Mit der Covid-19-Krise erhält der Themenkomplex neue Bedeutung: Die Pandemie provoziert auf der einen Seite Verschwörungstheorien, Fake News zirkulieren, die „Wirklichkeit“ zerfällt in der Isolation. Auf der anderen Seite verstärkt und legitimiert das politische Krisenmanagement den Einsatz digitaler Technologien zur Überwachung von Mensch und Körper, seiner Bewegung und Viruslast. Ausnahmezustand und Notstandsgesetze werden zur Machtsicherung und Zerstörung des Rechtsstaats missbraucht. Gleichzeitig zeigt und befördert die Covid-19-Krise Rassismen und gesellschaftliche Mechanismen der Ausgrenzung, soziale wie globale Ungleichheiten und die besondere Betroffenheit marginalisierter Gruppen.

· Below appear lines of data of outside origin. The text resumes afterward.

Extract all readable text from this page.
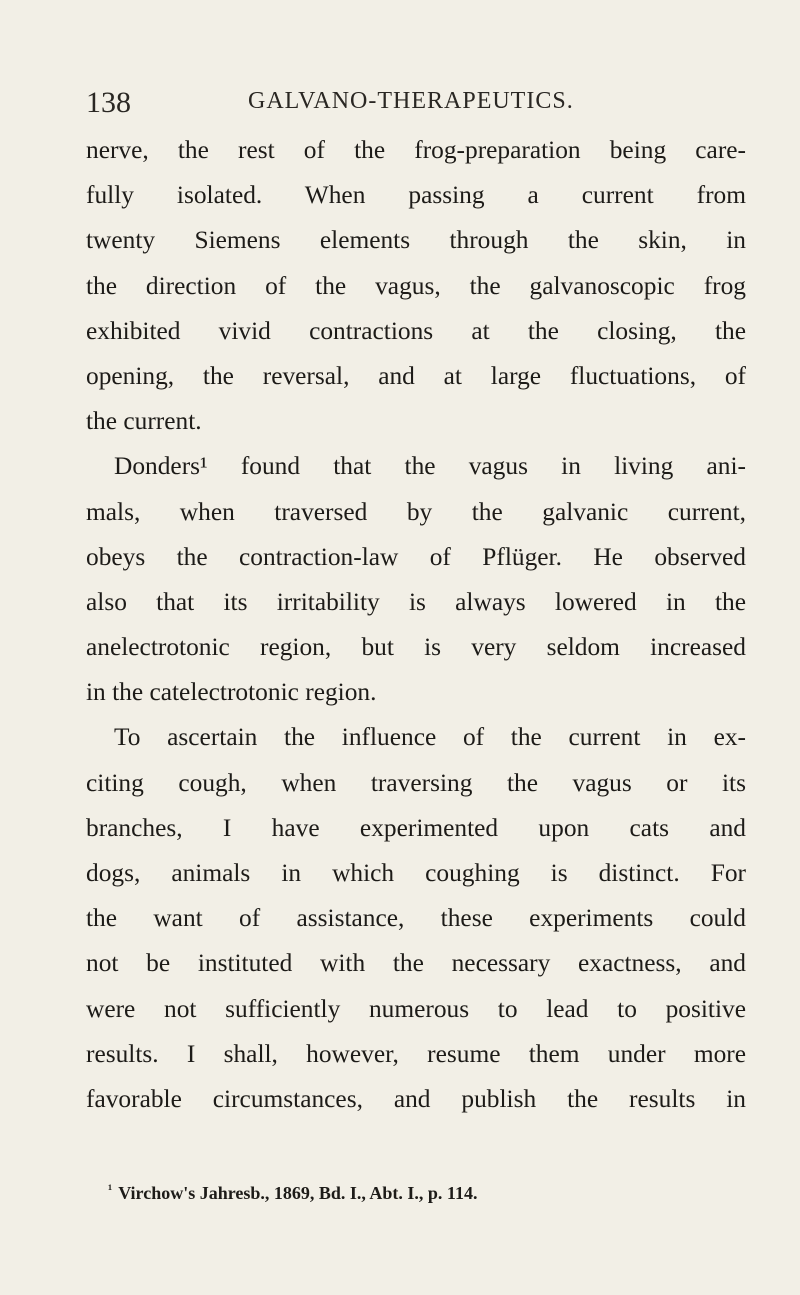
138	GALVANO-THERAPEUTICS.
nerve, the rest of the frog-preparation being care-
fully isolated. When passing a current from
twenty Siemens elements through the skin, in
the direction of the vagus, the galvanoscopic frog
exhibited vivid contractions at the closing, the
opening, the reversal, and at large fluctuations, of
the current.
Donders¹ found that the vagus in living ani-
mals, when traversed by the galvanic current,
obeys the contraction-law of Pflüger. He observed
also that its irritability is always lowered in the
anelectrotonic region, but is very seldom increased
in the catelectrotonic region.
To ascertain the influence of the current in ex-
citing cough, when traversing the vagus or its
branches, I have experimented upon cats and
dogs, animals in which coughing is distinct. For
the want of assistance, these experiments could
not be instituted with the necessary exactness, and
were not sufficiently numerous to lead to positive
results. I shall, however, resume them under more
favorable circumstances, and publish the results in
$^{^1}$ Virchow's Jahresb., 1869, Bd. I., Abt. I., p. 114.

Das Laboratory of Contested Space wurde im Rahmen des Programms zur Ausstellung John Heartfield – Fotografie plus Dynamit der Akademie der Künste initiiert. Ursprünglich als öffentliche Veranstaltung in der Akademie am Pariser Platz mit szenischen Lesungen, Performances und einem Panel geplant, findet das Laboratory of Contested Space ausschließlich online statt: Die Teilnehmer*innen präsentieren Impulse-Lectures und künstlerische Beiträge in Form von Videos, die sie größtenteils während der Quarantäne produziert haben. Rezipient*innen sind eingeladen sich mit dem Themenkomplex über unterschiedliche politische Debatten, Ereignisse genauso wie persönliche Geschichten auseinanderzusetzen. Das Laboratorium ist ein Format der Recherche und des Austauschs mit offenem Ausgang.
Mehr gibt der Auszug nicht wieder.